A likely way forward will be to train a secondary network to generate detailed descriptions of an image composition from the latent semantics, and to then use that in reverse to apply transformations. e.g. to change the colour of a given disc from green to blue and to add a yellow square. One complication is that the latent semantics are spread across layers. There is a loose similarity to natural language translation in which involves a stack of layers than start from syntactic details, transition to semantics then to syntactic details, before the word tokens for the target language.

One of the challenges for working with neural networks is the mathematics, so it is not for the faint hearted!

> On 25 Dec 2022, at 12:40, Paola Di Maio <paoladimaio10@gmail.com> wrote:
> 
> Thank you very much Dave
> it will be very interesting to learn more in depth about the topic
> Having read a few PhD theses, I suspect they are not the easiest of reads 
> But maybe, we could put together a primer, with the help of others on this list
> on the topic. I d like to do something along those lines 
> PDM
> 
> On Sun, Dec 25, 2022 at 7:52 PM Dave Raggett <dsr@w3.org <mailto:dsr@w3.org>> wrote:
>> 
>>> On 25 Dec 2022, at 01:45, Paola Di Maio <paola.dimaio@gmail.com <mailto:paola.dimaio@gmail.com>> wrote:
>>> 
>>> Good read, 
>>> would be nice to frame diffusion in the context of KR
>>> 
>>> https://techcrunch.com/2022/12/22/a-brief-history-of-diffusion-the-tech-at-the-heart-of-modern-image-generating-ai/
>> 
>> 
>> That article doesn’t really explain how image generators actually work, as “de-noising” is little more than a buzzword.  Image generators learn how to decompose images at different levels of abstraction, e.g. at a lower level, using Gabor filters for modelling textures, and at a higher level by knowing something about typical dogs and cats.  Text prompts are mapped to concepts and combined with noise to stochastically generate details in an iterative process that diffuses constraints across the image, working in the space of latent semantics, making design choices all the way, before a final stage which takes latent semantics as instructions to generate the image pixels.
>> 
>> I recommend reading Steven Derby’s Ph.D thesis as he has done extensive work on determining what knowledge is exposed at different layers in neural networks, see:
>> 
>>  https://pure.qub.ac.uk/en/studentTheses/interpretable-semantic-representations-from-neural-language-model
>> 
>> I am hoping to start work next year on ways to directly manipulate latent semantics in artificial neural networks.  In principle, this should pave the way to enabling artists to work collaboratively with image generators, allowing the artist to make suggestions to refine a compositions in an iterative creative process.
>> 
>> A bigger challenge is to introduce richer knowledge, e.g. to ensure that image compositions embody causal constraints, and that people have four fingers and a thumb on each hand!
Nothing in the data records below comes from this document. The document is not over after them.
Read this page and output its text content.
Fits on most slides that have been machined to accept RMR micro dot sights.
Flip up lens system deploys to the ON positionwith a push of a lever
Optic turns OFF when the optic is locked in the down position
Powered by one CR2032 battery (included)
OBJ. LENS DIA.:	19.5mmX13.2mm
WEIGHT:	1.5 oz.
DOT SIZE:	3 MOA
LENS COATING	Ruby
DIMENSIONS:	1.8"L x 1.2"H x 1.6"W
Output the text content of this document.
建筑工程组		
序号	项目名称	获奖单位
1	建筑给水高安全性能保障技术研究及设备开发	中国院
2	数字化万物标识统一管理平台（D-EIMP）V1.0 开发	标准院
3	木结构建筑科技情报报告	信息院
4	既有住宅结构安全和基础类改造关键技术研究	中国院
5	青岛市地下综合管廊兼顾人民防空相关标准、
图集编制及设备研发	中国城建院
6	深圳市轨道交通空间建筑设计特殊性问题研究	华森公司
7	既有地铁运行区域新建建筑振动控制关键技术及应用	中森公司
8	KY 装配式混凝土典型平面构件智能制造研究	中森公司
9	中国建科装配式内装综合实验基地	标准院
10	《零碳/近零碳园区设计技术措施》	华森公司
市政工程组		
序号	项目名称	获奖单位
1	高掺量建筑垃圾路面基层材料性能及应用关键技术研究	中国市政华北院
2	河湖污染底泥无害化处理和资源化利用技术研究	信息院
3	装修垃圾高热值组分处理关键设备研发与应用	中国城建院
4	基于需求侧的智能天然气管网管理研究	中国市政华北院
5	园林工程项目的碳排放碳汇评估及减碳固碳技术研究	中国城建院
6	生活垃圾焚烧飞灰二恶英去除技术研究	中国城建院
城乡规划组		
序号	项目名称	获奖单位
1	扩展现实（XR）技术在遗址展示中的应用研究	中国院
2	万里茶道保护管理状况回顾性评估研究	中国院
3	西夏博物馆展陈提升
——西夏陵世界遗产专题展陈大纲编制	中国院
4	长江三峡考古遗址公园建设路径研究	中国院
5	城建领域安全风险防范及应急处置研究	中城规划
How can we combine multiple sources of knowledge and ways of reasoning to support that? This is likely to require a paradigm shift that introduces sequential reasoning and continuous learning, and will introduce self-awareness along the way!
>> 
>> Dave Raggett <dsr@w3.org <mailto:dsr@w3.org>>
>> 
>> 
>> 

Dave Raggett <dsr@w3.org>
Received on Monday, 26 December 2022 12:00:15 UTC